VFC says: A discussion in the comments between Nick and Martin turned in an interesting direction: Just how many professional kitchens use copper today? Nick took it upon himself to look for examples and I felt his results deserve a wider audience. These videos, in French, present tours of some of the most famous kitchens in France, and sharp-eyed readers will spot copper in use. Take it away, Nick!


The request to see top chefs cooking with copper pans led me to play a little game. I took the list of the Michelin 3 star restaurants and Googled them one after the other, searching for videos of their kitchen. Of course, I didn’t get to all of them (yet ;-)). So far: No copper at all in the German kitchens, some in the US and Spanish ones but, maybe no surprise there, I was able to spot copper in action on the stove in almost all the French restaurants. None of those French chefs, ancient or contemporary, seems to have received the memo on the prohibition of metal utensils in tin lined copper cookware!

Of course, most of what I found is in French, but the colour of copper doesn’t change!

Chef Christian Le Squer at “Le Cinq” at the George V Hotel in Paris (2016)

It looks like this pragmatic kitchen is using copper for tasks at which it excels: managing cooktop heat for valuable delicate ingredients that shouldn’t be scorched.

From the video description on YouTube:

Imaginer, tester, cuisiner, dresser, déguster. C’est la routine créative du chef triplement étoilé Christian Le Squer. Depuis 2014, il est à la tête des cuisines du restaurant “Le Cinq” du palace George V à Paris. Chaque mercredi, le chef propose sur Le Monde.fr des recettes autour d’un produit. Il nous invite cette fois en coulisses pour découvrir les dessous de cette cuisine de palace.

Imagine, test, cook, dress, taste. This is the creative routine of three-star chef Christian Le Squer. Since 2014, he has been in charge of the kitchens of the restaurant “Le Cinq” at the George V palace in Paris. Every Wednesday, the chef offers recipes based on a product on Le Monde.fr. This time he invites us backstage to discover the secrets of this palace kitchen.
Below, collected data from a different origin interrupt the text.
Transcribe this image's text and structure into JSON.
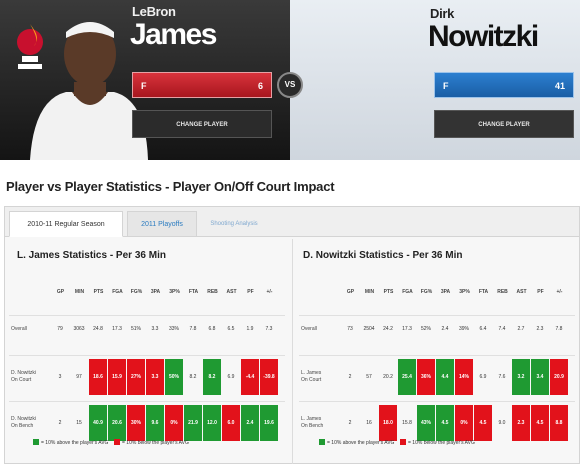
{
  "colors": {
    "heat_red": "#d8333c",
    "mavs_blue": "#2c7fd0",
    "above_avg_green": "#1f9a32",
    "below_avg_red": "#e2121b"
  },
  "player1": {
    "first": "LeBron",
    "last": "James",
    "position": "F",
    "number": "6",
    "change": "CHANGE PLAYER",
    "team_logo": "heat-logo-icon"
  },
  "player2": {
    "first": "Dirk",
    "last": "Nowitzki",
    "position": "F",
    "number": "41",
    "change": "CHANGE PLAYER",
    "team_logo": "mavericks-logo-icon"
  },
  "vs": "VS",
  "title": "Player vs Player Statistics - Player On/Off Court Impact",
  "tabs": [
    "2010-11 Regular Season",
    "2011 Playoffs",
    "Shooting Analysis"
  ],
  "columns": [
    "GP",
    "MIN",
    "PTS",
    "FGA",
    "FG%",
    "3PA",
    "3P%",
    "FTA",
    "REB",
    "AST",
    "PF",
    "+/-"
  ],
  "left": {
    "title": "L. James Statistics - Per 36 Min",
    "rows": [
      {
        "label": [
          "Overall"
        ],
        "values": [
          "79",
          "3063",
          "24.8",
          "17.3",
          "51%",
          "3.3",
          "33%",
          "7.8",
          "6.8",
          "6.5",
          "1.9",
          "7.3"
        ],
        "colors": [
          "",
          "",
          "",
          "",
          "",
          "",
          "",
          "",
          "",
          "",
          "",
          ""
        ]
      },
      {
        "label": [
          "D. Nowitzki",
          "On Court"
        ],
        "values": [
          "3",
          "97",
          "18.6",
          "15.9",
          "27%",
          "3.3",
          "50%",
          "8.2",
          "8.2",
          "6.9",
          "-4.4",
          "-39.8"
        ],
        "colors": [
          "",
          "",
          "r",
          "r",
          "r",
          "r",
          "g",
          "",
          "g",
          "",
          "r",
          "r"
        ]
      },
      {
        "label": [
          "D. Nowitzki",
          "On Bench"
        ],
        "values": [
          "2",
          "15",
          "40.9",
          "20.6",
          "30%",
          "9.6",
          "0%",
          "21.9",
          "12.0",
          "6.0",
          "2.4",
          "19.6"
        ],
        "colors": [
          "",
          "",
          "g",
          "g",
          "r",
          "g",
          "r",
          "g",
          "g",
          "r",
          "g",
          "g"
        ]
      }
    ],
    "legend_above": "= 10% above the player's AVG",
    "legend_below": "= 10% below the player's AVG"
  },
  "right": {
    "title": "D. Nowitzki Statistics - Per 36 Min",
    "rows": [
      {
        "label": [
          "Overall"
        ],
        "values": [
          "73",
          "2504",
          "24.2",
          "17.3",
          "52%",
          "2.4",
          "39%",
          "6.4",
          "7.4",
          "2.7",
          "2.3",
          "7.8"
        ],
        "colors": [
          "",
          "",
          "",
          "",
          "",
          "",
          "",
          "",
          "",
          "",
          "",
          ""
        ]
      },
      {
        "label": [
          "L. James",
          "On Court"
        ],
        "values": [
          "2",
          "57",
          "20.2",
          "25.4",
          "36%",
          "4.4",
          "14%",
          "6.9",
          "7.6",
          "3.2",
          "3.4",
          "20.9"
        ],
        "colors": [
          "",
          "",
          "",
          "g",
          "r",
          "g",
          "r",
          "",
          "",
          "g",
          "g",
          "r"
        ]
      },
      {
        "label": [
          "L. James",
          "On Bench"
        ],
        "values": [
          "2",
          "16",
          "18.0",
          "15.8",
          "43%",
          "4.5",
          "0%",
          "4.5",
          "9.0",
          "2.3",
          "4.5",
          "8.8"
        ],
        "colors": [
          "",
          "",
          "r",
          "",
          "g",
          "g",
          "r",
          "r",
          "",
          "r",
          "r",
          "r"
        ]
      }
    ],
    "legend_above": "= 10% above the player's AVG",
    "legend_below": "= 10% below the player's AVG"
  }
}
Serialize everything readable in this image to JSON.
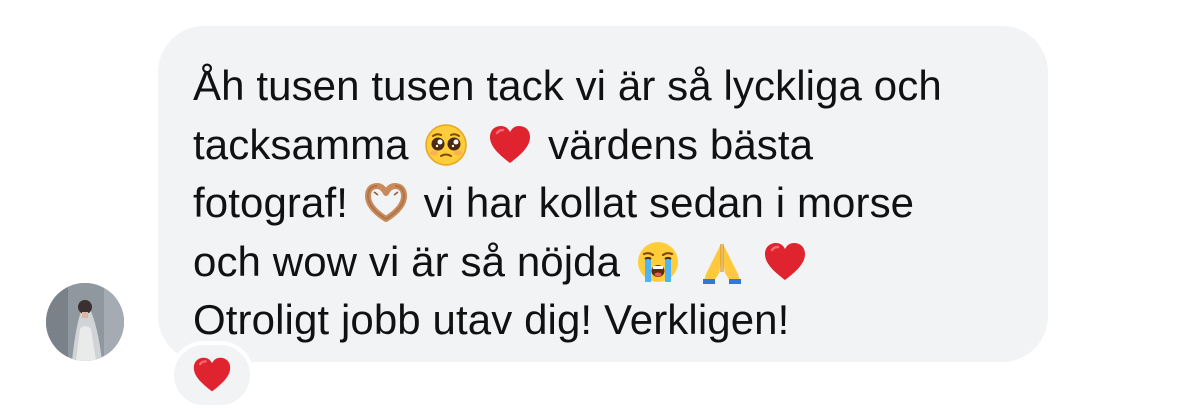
{
  "message": {
    "lines": [
      {
        "before": "Åh tusen tusen tack vi är så lyckliga och",
        "after": ""
      },
      {
        "before": "tacksamma",
        "after": "värdens bästa"
      },
      {
        "before": "fotograf!",
        "after": "vi har kollat sedan i morse"
      },
      {
        "before": "och wow vi är så nöjda",
        "after": ""
      },
      {
        "before": "Otroligt jobb utav dig! Verkligen!",
        "after": ""
      }
    ],
    "emojis": {
      "line2": [
        "pleading-face-emoji",
        "red-heart-emoji"
      ],
      "line3": [
        "heart-hands-emoji"
      ],
      "line4": [
        "loudly-crying-face-emoji",
        "folded-hands-emoji",
        "red-heart-emoji"
      ]
    }
  },
  "reaction": {
    "emoji": "red-heart-emoji"
  },
  "colors": {
    "bubble": "#f2f3f5",
    "text": "#111111",
    "heart": "#e0242f",
    "background": "#ffffff"
  }
}
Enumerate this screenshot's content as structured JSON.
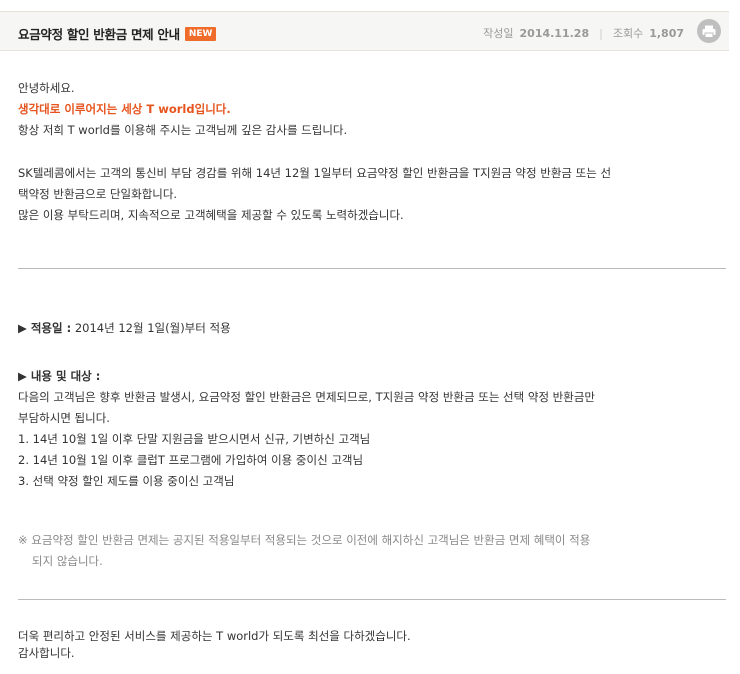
{
  "header": {
    "title": "요금약정 할인 반환금 면제 안내",
    "badge": "NEW",
    "date_label": "작성일",
    "date_value": "2014.11.28",
    "views_label": "조회수",
    "views_value": "1,807",
    "print_icon": "printer-icon"
  },
  "intro": {
    "greeting": "안녕하세요.",
    "slogan": "생각대로 이루어지는 세상 T world입니다.",
    "thanks": "항상 저희 T world를 이용해 주시는 고객님께 깊은 감사를 드립니다."
  },
  "body1": {
    "line1": "SK텔레콤에서는 고객의 통신비 부담 경감를 위해 14년 12월 1일부터 요금약정 할인 반환금을 T지원금 약정 반환금 또는 선",
    "line2": "택약정 반환금으로 단일화합니다.",
    "line3": "많은 이용 부탁드리며, 지속적으로 고객혜택을 제공할 수 있도록 노력하겠습니다."
  },
  "apply": {
    "label": "▶ 적용일 :",
    "value": "2014년 12월 1일(월)부터 적용"
  },
  "target": {
    "label": "▶ 내용 및 대상 :",
    "desc1": "다음의 고객님은 향후 반환금 발생시, 요금약정 할인 반환금은 면제되므로, T지원금 약정 반환금 또는 선택 약정 반환금만",
    "desc2": "부담하시면 됩니다.",
    "item1": "1. 14년 10월 1일 이후 단말 지원금을 받으시면서 신규, 기변하신 고객님",
    "item2": "2. 14년 10월 1일 이후 클럽T 프로그램에 가입하여 이용 중이신 고객님",
    "item3": "3. 선택 약정 할인 제도를 이용 중이신 고객님"
  },
  "note": {
    "line1": "※ 요금약정 할인 반환금 면제는 공지된 적용일부터 적용되는 것으로 이전에 해지하신 고객님은 반환금 면제 혜택이 적용",
    "line2": "되지 않습니다."
  },
  "closing": {
    "line1": "더욱 편리하고 안정된 서비스를 제공하는 T world가 되도록 최선을 다하겠습니다.",
    "line2": "감사합니다."
  }
}
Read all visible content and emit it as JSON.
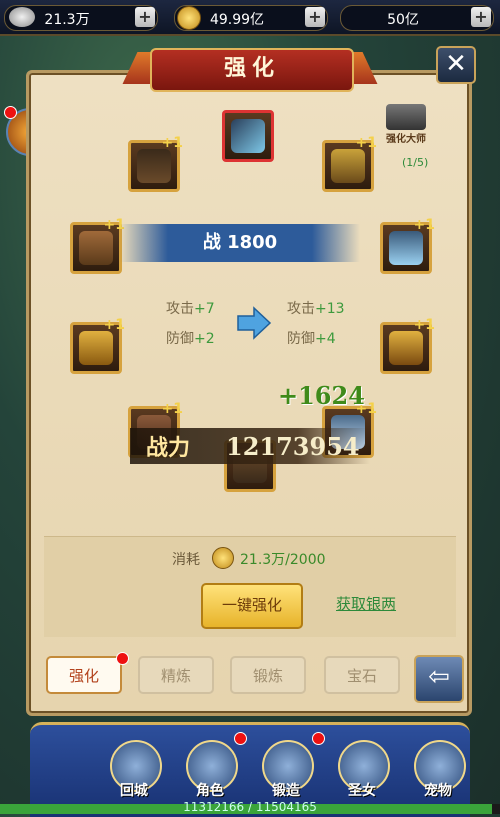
{
  "top_bar": {
    "silver": "21.3万",
    "gold": "49.99亿",
    "gems": "50亿",
    "plus": "+"
  },
  "panel": {
    "title": "强化",
    "close": "✕",
    "master_label": "强化大师",
    "master_count": "(1/5)",
    "combat_label": "战 1800",
    "stat_before": {
      "atk": "攻击",
      "atk_val": "+7",
      "def": "防御",
      "def_val": "+2"
    },
    "stat_after": {
      "atk": "攻击",
      "atk_val": "+13",
      "def": "防御",
      "def_val": "+4"
    },
    "float_gain": "+1624",
    "power_label": "战力",
    "power_value": "12173954",
    "cost_label": "消耗",
    "cost_value": "21.3万/2000",
    "action_button": "一键强化",
    "get_silver_link": "获取银两"
  },
  "slot_plus": "+1",
  "tabs": [
    {
      "label": "强化",
      "active": true
    },
    {
      "label": "精炼",
      "active": false
    },
    {
      "label": "锻炼",
      "active": false
    },
    {
      "label": "宝石",
      "active": false
    }
  ],
  "back": "⇦",
  "bottom_nav": [
    {
      "label": "回城"
    },
    {
      "label": "角色"
    },
    {
      "label": "锻造"
    },
    {
      "label": "圣女"
    },
    {
      "label": "宠物"
    }
  ],
  "exp_text": "11312166 / 11504165",
  "exp_progress": 0.983,
  "colors": {
    "accent_green": "#3a8a2a",
    "panel_border": "#b89a62",
    "title_red": "#b42f22"
  }
}
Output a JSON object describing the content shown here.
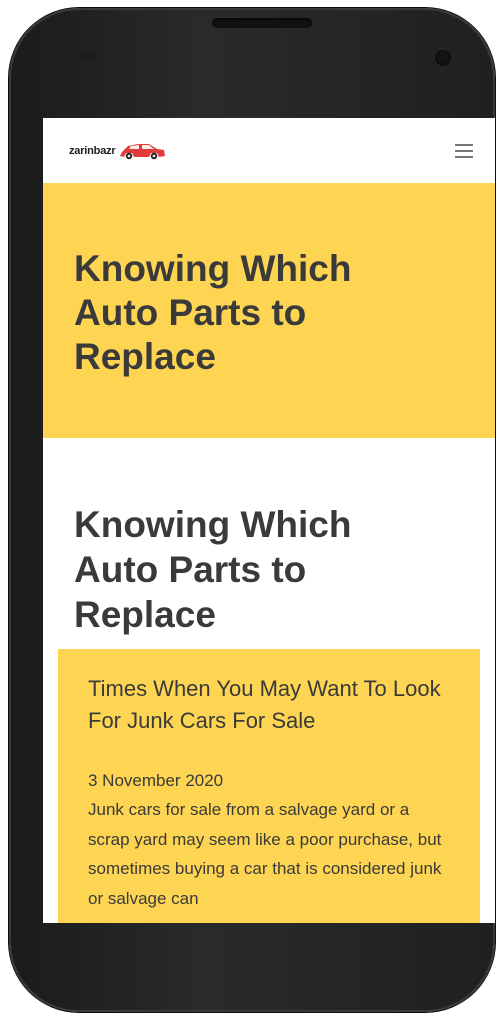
{
  "device": {
    "frame_color": "#1f1f1f",
    "icons": {
      "speaker": "speaker-grille",
      "camera": "front-camera",
      "sensor": "proximity-sensor"
    }
  },
  "header": {
    "logo_text": "zarinbazr",
    "logo_icon": "red-car-icon",
    "menu_icon": "hamburger-menu-icon",
    "brand_color": "#e23b3b"
  },
  "hero": {
    "title": "Knowing Which Auto Parts to Replace",
    "background": "#fed552"
  },
  "main": {
    "section_title": "Knowing Which Auto Parts to Replace",
    "post": {
      "title": "Times When You May Want To Look For Junk Cars For Sale",
      "date": "3 November 2020",
      "excerpt": "Junk cars for sale from a salvage yard or a scrap yard may seem like a poor purchase, but sometimes buying a car that is considered junk or salvage can"
    }
  }
}
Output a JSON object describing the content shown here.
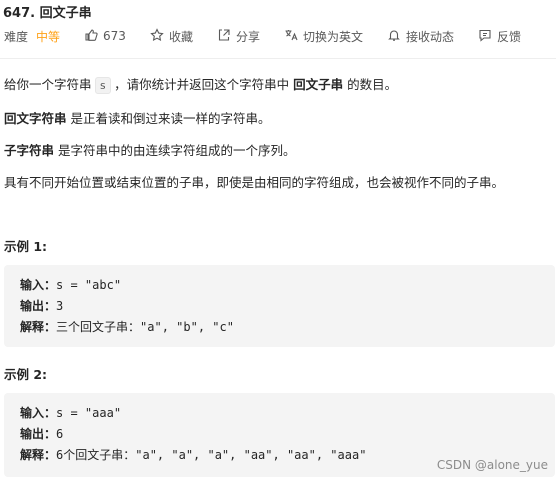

Here is when the video shows copper in use.

  • 5:30: A quick glance at three copper sauté pans in use.
  • 7:45: A longer look at the same three pans. At least one has copper rivets and is certainly tinned. I’m not sure about the other two — the rivets are a dark color that could be tarnished copper or steel. I also spot two saucepans, possibly evasées, on the shelf behind the cooking area, also with copper rivets.
  • 13:25: Some additional copper pans close by: some sauté pans on a higher shelf along with a stewpot. Another sauté pan being put away.


Hotel Le Bristol, Paris (2021)

From the video description on YouTube:

Acteurs, mannequins, joueurs de foot, les stars du monde entier séjournent dans cet incroyable palace au coeur de Paris. A deux pas des Champs Elysées, il fait partie du cercle très fermé des palaces. Découvrez les coulisses de cet hôtel 5 étoiles où se croisent les clients les plus fortunés de la planète.

Actors, models, soccer players, stars from all over the world stay in this incredible palace in the heart of Paris. A stone’s throw from the Champs Elysées, it is part of a very small circle of palaces. Take a behind-the-scenes look at this 5-star hotel where the world’s wealthiest clients meet.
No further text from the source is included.